Vivimos en un mundo que no deja de hablarnos, que nos bombardea con información, imágenes, mensajes, opiniones, ruido constante que nos satura, aturde, abruma. En medio de ese torbellino encuentro valor en lo simple, donde pocas cosas, bien hechas y elegidas con cuidado logran hablarnos con fuerza y sinceridad.
Escuche esta columna en formato pódcast:
La cocina no es ajena a esta realidad. En un universo gastronómico donde lo complejo y lo recargado parecen dominar, lo simple cobra protagonismo. Son los platos que respetan la esencia del ingrediente los que me enamoran y conmueven. Aquellos que con poco cuentan una historia completa. Como una tajada de pan tostado con mantequilla.
Esta idea me remite al libro La simplicidad elegante, que ofrece una perspectiva profunda sobre su significado. Es mucho más que hacer menos o renunciar a lo superfluo; no tiene nada que ver con austeridad rígida, escasez ni sacrificios. Puede parecer paradójico, pero el don de la simplicidad es, en realidad, el don de la abundancia. Esta filosofía es un llamado a valorar lo esencial, a honrar lo que realmente aporta, a encontrar en lo justo una riqueza genuina y con sentido.
Simple no es sinónimo de fácil, ni de carente de carácter ni insípido. Lo simple, cuando es auténtico, exige convicción, mirada afinada y una sensibilidad que no necesita adornos para impresionar. Hay que tener algo que decir –y saber cómo decirlo– para crear un plato que emocione con pocos elementos. Por eso no hay que confundir la simplicidad con la facilidad, ni con la falta de intención: lo simple es una decisión creativa consciente, difícil y valiente. El reto de talento más exigente.

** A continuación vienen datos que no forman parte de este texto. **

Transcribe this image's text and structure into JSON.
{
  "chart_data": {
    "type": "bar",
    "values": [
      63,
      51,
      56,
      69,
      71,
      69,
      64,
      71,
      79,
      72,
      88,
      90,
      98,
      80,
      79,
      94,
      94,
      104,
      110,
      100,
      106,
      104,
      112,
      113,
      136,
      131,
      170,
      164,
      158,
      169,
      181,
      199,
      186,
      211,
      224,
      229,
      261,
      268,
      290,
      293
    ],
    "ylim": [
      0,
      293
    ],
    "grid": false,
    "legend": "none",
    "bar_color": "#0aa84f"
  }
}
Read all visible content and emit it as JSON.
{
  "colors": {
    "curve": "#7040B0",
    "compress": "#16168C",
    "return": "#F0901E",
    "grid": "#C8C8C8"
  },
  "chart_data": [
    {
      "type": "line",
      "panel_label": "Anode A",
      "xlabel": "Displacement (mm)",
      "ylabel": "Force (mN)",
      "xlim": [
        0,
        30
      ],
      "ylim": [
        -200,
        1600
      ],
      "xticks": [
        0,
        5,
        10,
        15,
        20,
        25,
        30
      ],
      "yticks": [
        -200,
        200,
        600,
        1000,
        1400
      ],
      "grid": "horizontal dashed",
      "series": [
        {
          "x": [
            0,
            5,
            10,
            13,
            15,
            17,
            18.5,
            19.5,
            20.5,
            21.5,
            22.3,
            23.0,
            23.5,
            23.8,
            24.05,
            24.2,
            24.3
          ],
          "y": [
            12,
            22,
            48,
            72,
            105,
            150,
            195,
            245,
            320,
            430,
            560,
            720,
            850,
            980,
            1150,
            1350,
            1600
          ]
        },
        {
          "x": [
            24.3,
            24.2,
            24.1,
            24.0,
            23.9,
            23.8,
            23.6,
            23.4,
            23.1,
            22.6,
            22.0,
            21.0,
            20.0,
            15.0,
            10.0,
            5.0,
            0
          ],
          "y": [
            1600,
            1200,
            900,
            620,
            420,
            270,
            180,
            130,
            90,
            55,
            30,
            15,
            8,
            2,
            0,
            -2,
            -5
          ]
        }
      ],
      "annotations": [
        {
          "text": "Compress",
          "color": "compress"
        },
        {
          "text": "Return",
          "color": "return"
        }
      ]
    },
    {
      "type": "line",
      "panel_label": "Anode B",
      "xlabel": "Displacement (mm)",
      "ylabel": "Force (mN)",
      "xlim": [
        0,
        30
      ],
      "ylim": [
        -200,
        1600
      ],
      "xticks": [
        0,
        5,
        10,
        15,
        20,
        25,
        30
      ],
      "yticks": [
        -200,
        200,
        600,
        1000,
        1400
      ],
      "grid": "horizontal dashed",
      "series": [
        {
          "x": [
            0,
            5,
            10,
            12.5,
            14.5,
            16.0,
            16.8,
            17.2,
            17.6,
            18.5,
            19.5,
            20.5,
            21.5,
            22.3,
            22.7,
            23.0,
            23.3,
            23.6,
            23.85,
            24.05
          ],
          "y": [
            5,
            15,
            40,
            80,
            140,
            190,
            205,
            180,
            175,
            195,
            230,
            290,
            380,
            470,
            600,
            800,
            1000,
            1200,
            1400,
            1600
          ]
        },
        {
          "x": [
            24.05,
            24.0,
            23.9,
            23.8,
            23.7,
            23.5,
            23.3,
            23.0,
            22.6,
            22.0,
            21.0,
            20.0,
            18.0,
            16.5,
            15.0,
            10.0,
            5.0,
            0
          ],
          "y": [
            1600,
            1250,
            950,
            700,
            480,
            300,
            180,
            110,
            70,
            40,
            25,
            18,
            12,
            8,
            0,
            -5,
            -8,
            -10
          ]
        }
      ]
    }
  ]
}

Recientemente, escuché una reflexión del chef brasileño Iván Ralston, del restaurante Tuju en São Paulo, que me quedó resonando. Basándose en la canción Samba de uma nota só, dice que uno puede tener toda la escala musical y no decir nada, pero que con una sola nota se puede decir todo. En la cocina ocurre algo muy parecido: no se trata de sumar ingredientes, técnicas o discursos, sino de encontrar ese elemento preciso que le dé sentido y alma al plato.
Lo sencillo no riñe con lo memorable. Una carne a la parrilla en su término justo con cristales de sal, un filete de atún con una tajada de aguacate, una rodaja de tomate jugoso y maduro con aceite de oliva y una hoja de albahaca. Cocinas que no necesitan levantar la voz para ser profundas y fascinantes. Porque, al final, lo que más conecta no siempre es lo más complejo, sino aquello que logra hablar –y emocionar– con la nota justa. La simplicidad en gastronomía es también un acto de respeto: hacia el producto, hacia quien lo prepara y hacia quien lo disfruta. En un mundo saturado, la comida simple se convierte en una pausa necesaria, en un espacio para reconectar con lo genuino.
Creo que esa vuelta a lo esencial es la verdadera elegancia, la que nos invita a saborear no solo el alimento, sino también la vida, con menos ruido y más sentido. Menos es más, y en esa nota única, como dice Iván, está todo. Buen provecho.